慢性子宮内膜炎…その9

慢性子宮内膜炎…その9

医局カンファレンスです。

「慢性子宮内膜炎患者の子宮内膜では、胚着床に重要とされる幾つかのタンパク質の量が少ない」という発表が最近ありました。
(Di Pietro C et al., American Journal of Reproductive Immunology, in press,doi: 10.1111/aji.12076)

このイタリアの研究グループは以前に子宮内膜マイクロポリープと慢性子宮内膜炎の関係(2012-09-25のブログ参照)を最初に報告しています。

正常な子宮内膜では、月経が終わるころから各種細胞が増殖を開始します(増殖期)。
排卵を境にこの増殖は停止し、細胞は着床に必要な蛋白を分泌するようになります(分泌期)。

ところが、慢性子宮内膜炎の患者さんの分泌期子宮内膜を調べると、IL11やCCL4といった着床に必要とされる分泌型炎症性蛋白の合成が少なく、BCL2やBAXといった細胞増殖に関わる分子の量が多いことが分かりました。

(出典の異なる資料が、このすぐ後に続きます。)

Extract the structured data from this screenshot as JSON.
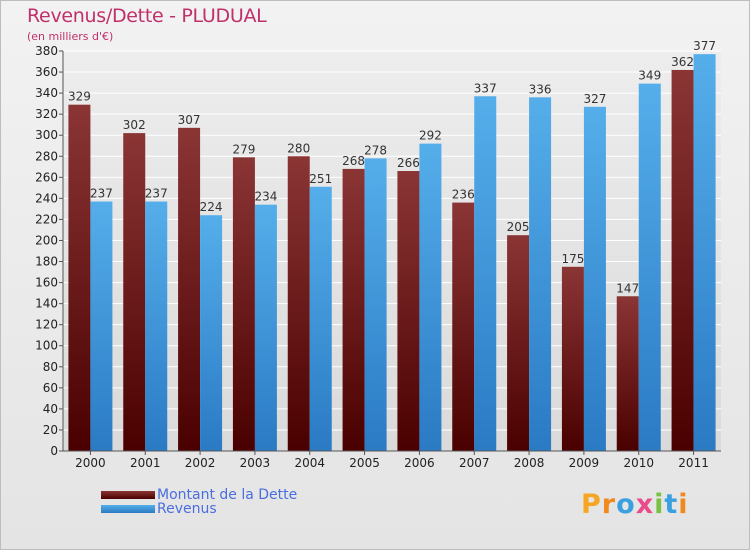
{
  "title": "Revenus/Dette - PLUDUAL",
  "subtitle": "(en milliers d'€)",
  "legend": {
    "debt_label": "Montant de la Dette",
    "revenue_label": "Revenus"
  },
  "logo": {
    "text": "Proxiti"
  },
  "colors": {
    "debt": "#7a1f1f",
    "debt_light": "#8b3535",
    "debt_dark": "#4a0000",
    "revenue": "#4fa8e8",
    "revenue_dark": "#2a7ac4",
    "title": "#c0306b",
    "legend_text": "#4a6ee0"
  },
  "chart_data": {
    "type": "bar",
    "categories": [
      "2000",
      "2001",
      "2002",
      "2003",
      "2004",
      "2005",
      "2006",
      "2007",
      "2008",
      "2009",
      "2010",
      "2011"
    ],
    "series": [
      {
        "name": "Montant de la Dette",
        "values": [
          329,
          302,
          307,
          279,
          280,
          268,
          266,
          236,
          205,
          175,
          147,
          362
        ]
      },
      {
        "name": "Revenus",
        "values": [
          237,
          237,
          224,
          234,
          251,
          278,
          292,
          337,
          336,
          327,
          349,
          377
        ]
      }
    ],
    "title": "Revenus/Dette - PLUDUAL",
    "ylabel": "(en milliers d'€)",
    "ylim": [
      0,
      380
    ],
    "ytick_step": 20,
    "grid": true,
    "legend_position": "bottom-left"
  }
}
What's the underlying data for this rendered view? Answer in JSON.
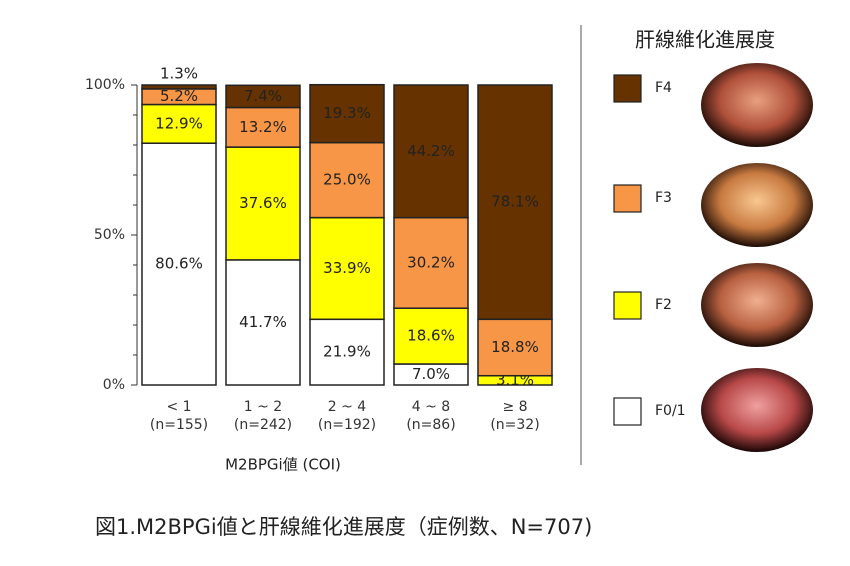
{
  "chart_data": {
    "type": "stacked_bar",
    "x_label": "M2BPGi値 (COI)",
    "categories": [
      "< 1",
      "1 ~ 2",
      "2 ~ 4",
      "4 ~ 8",
      "≥ 8"
    ],
    "category_counts": [
      "(n=155)",
      "(n=242)",
      "(n=192)",
      "(n=86)",
      "(n=32)"
    ],
    "ylim": [
      0,
      100
    ],
    "yticks": [
      {
        "value": 0,
        "label": "0%"
      },
      {
        "value": 50,
        "label": "50%"
      },
      {
        "value": 100,
        "label": "100%"
      }
    ],
    "minor_yticks": [
      10,
      20,
      30,
      40,
      60,
      70,
      80,
      90
    ],
    "legend_title": "肝線維化進展度",
    "series": [
      {
        "name": "F0/1",
        "color": "#ffffff",
        "values": [
          80.6,
          41.7,
          21.9,
          7.0,
          null
        ],
        "value_labels": [
          "80.6%",
          "41.7%",
          "21.9%",
          "7.0%",
          null
        ]
      },
      {
        "name": "F2",
        "color": "#ffff00",
        "values": [
          12.9,
          37.6,
          33.9,
          18.6,
          3.1
        ],
        "value_labels": [
          "12.9%",
          "37.6%",
          "33.9%",
          "18.6%",
          "3.1%"
        ]
      },
      {
        "name": "F3",
        "color": "#f79646",
        "values": [
          5.2,
          13.2,
          25.0,
          30.2,
          18.8
        ],
        "value_labels": [
          "5.2%",
          "13.2%",
          "25.0%",
          "30.2%",
          "18.8%"
        ]
      },
      {
        "name": "F4",
        "color": "#663300",
        "values": [
          1.3,
          7.4,
          19.3,
          44.2,
          78.1
        ],
        "value_labels": [
          "1.3%",
          "7.4%",
          "19.3%",
          "44.2%",
          "78.1%"
        ]
      }
    ],
    "caption": "図1.M2BPGi値と肝線維化進展度（症例数、N=707)"
  }
}
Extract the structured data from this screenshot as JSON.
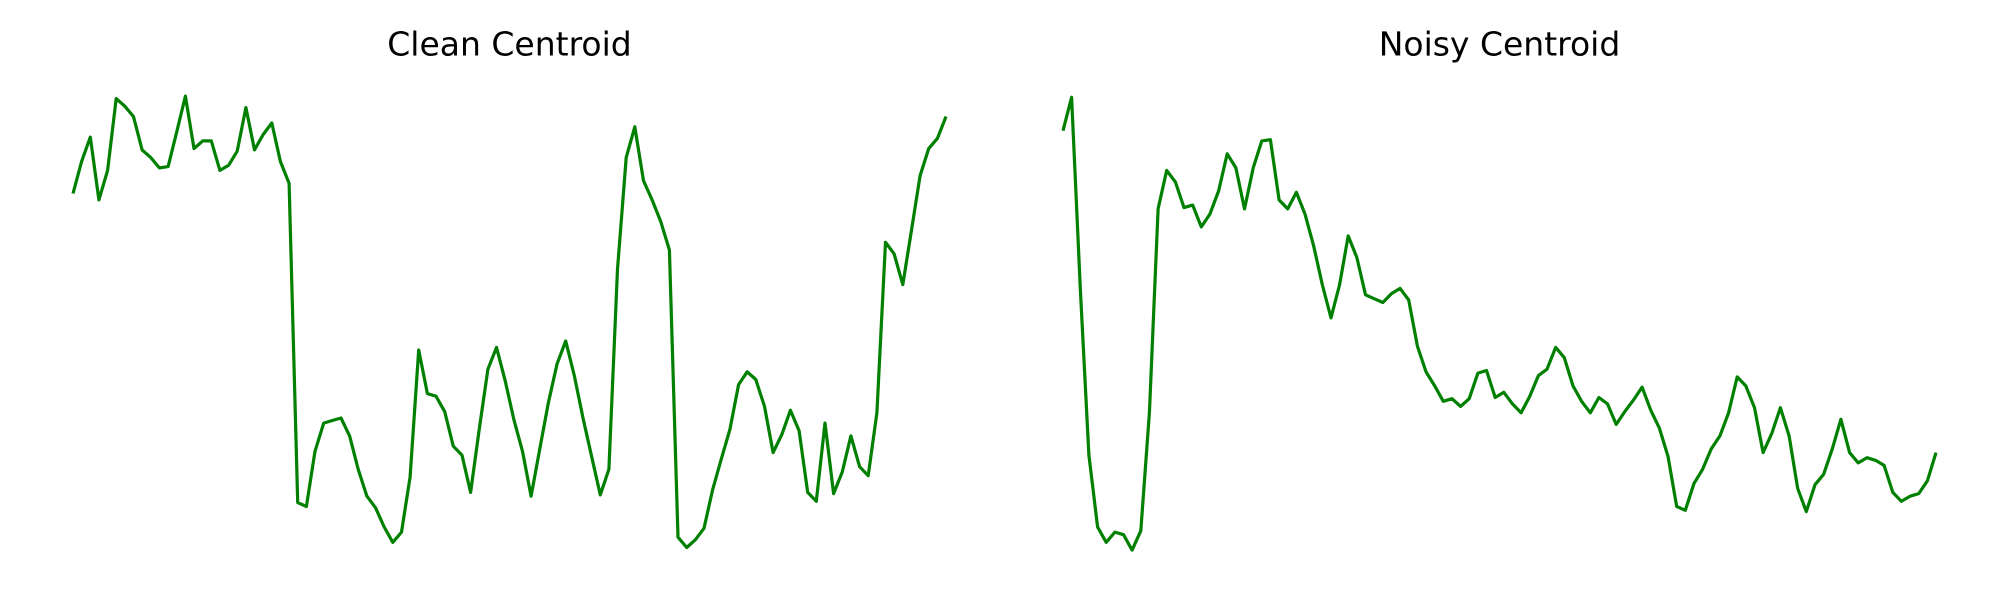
{
  "chart_data": [
    {
      "type": "line",
      "title": "Clean Centroid",
      "color": "#008000",
      "xlim": [
        0,
        101
      ],
      "ylim": [
        0,
        400
      ],
      "x": [
        0,
        1,
        2,
        3,
        4,
        5,
        6,
        7,
        8,
        9,
        10,
        11,
        12,
        13,
        14,
        15,
        16,
        17,
        18,
        19,
        20,
        21,
        22,
        23,
        24,
        25,
        26,
        27,
        28,
        29,
        30,
        31,
        32,
        33,
        34,
        35,
        36,
        37,
        38,
        39,
        40,
        41,
        42,
        43,
        44,
        45,
        46,
        47,
        48,
        49,
        50,
        51,
        52,
        53,
        54,
        55,
        56,
        57,
        58,
        59,
        60,
        61,
        62,
        63,
        64,
        65,
        66,
        67,
        68,
        69,
        70,
        71,
        72,
        73,
        74,
        75,
        76,
        77,
        78,
        79,
        80,
        81,
        82,
        83,
        84,
        85,
        86,
        87,
        88,
        89,
        90,
        91,
        92,
        93,
        94,
        95,
        96,
        97,
        98,
        99,
        100,
        101
      ],
      "values": [
        299,
        324,
        343,
        294,
        317,
        373,
        367,
        359,
        333,
        327,
        319,
        320,
        347,
        375,
        334,
        340,
        340,
        317,
        321,
        332,
        366,
        333,
        345,
        354,
        324,
        307,
        58,
        55,
        98,
        120,
        122,
        124,
        110,
        84,
        63,
        54,
        39,
        27,
        35,
        78,
        177,
        143,
        141,
        129,
        102,
        95,
        66,
        115,
        162,
        179,
        153,
        123,
        98,
        63,
        100,
        136,
        166,
        184,
        157,
        124,
        94,
        64,
        84,
        240,
        327,
        351,
        309,
        294,
        277,
        255,
        31,
        23,
        29,
        38,
        68,
        92,
        115,
        150,
        160,
        154,
        133,
        97,
        111,
        130,
        114,
        66,
        59,
        120,
        65,
        82,
        110,
        86,
        79,
        128,
        261,
        252,
        228,
        270,
        313,
        334,
        342,
        359
      ]
    },
    {
      "type": "line",
      "title": "Noisy Centroid",
      "color": "#008000",
      "xlim": [
        0,
        101
      ],
      "ylim": [
        0,
        400
      ],
      "x": [
        0,
        1,
        2,
        3,
        4,
        5,
        6,
        7,
        8,
        9,
        10,
        11,
        12,
        13,
        14,
        15,
        16,
        17,
        18,
        19,
        20,
        21,
        22,
        23,
        24,
        25,
        26,
        27,
        28,
        29,
        30,
        31,
        32,
        33,
        34,
        35,
        36,
        37,
        38,
        39,
        40,
        41,
        42,
        43,
        44,
        45,
        46,
        47,
        48,
        49,
        50,
        51,
        52,
        53,
        54,
        55,
        56,
        57,
        58,
        59,
        60,
        61,
        62,
        63,
        64,
        65,
        66,
        67,
        68,
        69,
        70,
        71,
        72,
        73,
        74,
        75,
        76,
        77,
        78,
        79,
        80,
        81,
        82,
        83,
        84,
        85,
        86,
        87,
        88,
        89,
        90,
        91,
        92,
        93,
        94,
        95,
        96,
        97,
        98,
        99,
        100,
        101
      ],
      "values": [
        348,
        374,
        225,
        95,
        39,
        27,
        35,
        33,
        21,
        36,
        128,
        287,
        317,
        308,
        288,
        290,
        273,
        283,
        301,
        330,
        319,
        287,
        319,
        340,
        341,
        294,
        287,
        300,
        283,
        258,
        228,
        202,
        228,
        266,
        249,
        220,
        217,
        214,
        221,
        225,
        216,
        180,
        160,
        149,
        137,
        139,
        133,
        139,
        159,
        161,
        140,
        144,
        135,
        128,
        141,
        157,
        162,
        179,
        171,
        149,
        137,
        128,
        140,
        135,
        119,
        129,
        138,
        148,
        130,
        116,
        94,
        55,
        52,
        73,
        84,
        100,
        110,
        128,
        156,
        149,
        132,
        97,
        112,
        132,
        110,
        69,
        51,
        72,
        80,
        100,
        123,
        97,
        89,
        93,
        91,
        87,
        66,
        59,
        63,
        65,
        75,
        97
      ]
    }
  ]
}
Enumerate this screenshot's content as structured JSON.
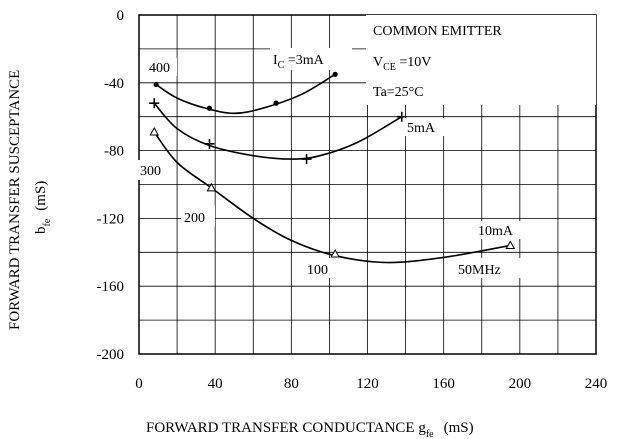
{
  "chart_data": {
    "type": "line",
    "xlabel": "FORWARD TRANSFER CONDUCTANCE g",
    "xlabel_sub": "fe",
    "xlabel_unit": "(mS)",
    "ylabel": "FORWARD TRANSFER SUSCEPTANCE",
    "ylabel_symbol": "b",
    "ylabel_sub": "fe",
    "ylabel_unit": "(mS)",
    "xlim": [
      0,
      240
    ],
    "ylim": [
      -200,
      0
    ],
    "xticks": [
      "0",
      "40",
      "80",
      "120",
      "160",
      "200",
      "240"
    ],
    "yticks": [
      "0",
      "-40",
      "-80",
      "-120",
      "-160",
      "-200"
    ],
    "grid": true,
    "conditions": {
      "line1": "COMMON EMITTER",
      "line2_main": "V",
      "line2_sub": "CE",
      "line2_rest": " =10V",
      "line3": "Ta=25°C"
    },
    "series": [
      {
        "curve": [
          [
            9,
            -41
          ],
          [
            20,
            -49
          ],
          [
            35,
            -55
          ],
          [
            50,
            -58
          ],
          [
            65,
            -55
          ],
          [
            85,
            -47
          ],
          [
            103,
            -35
          ]
        ],
        "points": [
          [
            9,
            -41
          ],
          [
            37,
            -55
          ],
          [
            72,
            -52
          ],
          [
            103,
            -35
          ]
        ],
        "marker": "dot",
        "label_main": "I",
        "label_sub": "C",
        "label_rest": " =3mA"
      },
      {
        "curve": [
          [
            8,
            -52
          ],
          [
            20,
            -67
          ],
          [
            37,
            -77
          ],
          [
            60,
            -83
          ],
          [
            80,
            -85
          ],
          [
            95,
            -83
          ],
          [
            115,
            -75
          ],
          [
            138,
            -60
          ]
        ],
        "points": [
          [
            8,
            -52
          ],
          [
            37,
            -76
          ],
          [
            88,
            -85
          ],
          [
            138,
            -60
          ]
        ],
        "marker": "cross",
        "label": "5mA"
      },
      {
        "curve": [
          [
            8,
            -69
          ],
          [
            20,
            -87
          ],
          [
            38,
            -102
          ],
          [
            60,
            -120
          ],
          [
            80,
            -133
          ],
          [
            103,
            -142
          ],
          [
            130,
            -146
          ],
          [
            160,
            -143
          ],
          [
            195,
            -136
          ]
        ],
        "points": [
          [
            8,
            -69
          ],
          [
            38,
            -102
          ],
          [
            103,
            -141
          ],
          [
            195,
            -136
          ]
        ],
        "marker": "triangle",
        "label": "10mA"
      }
    ],
    "frequency_labels": [
      "400",
      "300",
      "200",
      "100",
      "50MHz"
    ]
  }
}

慢性子宮内膜炎の胚着床期子宮内膜は、本来あるべき姿の分泌型ではなく、排卵前の増殖型をしばしば呈することを、私たちも以前に確認しています (Kitaya K et al., Modern Pathology 2010;23(8):1136-46)。

この状態では、よい胚を移植しても子宮内膜への接着は難しいと考えられます。

今回の研究結果と合わせて、慢性子宮内膜炎では、胚に比べて子宮内膜が「遅れ」をとっていることが、着床不全・着床障害の原因となっていると推測されます。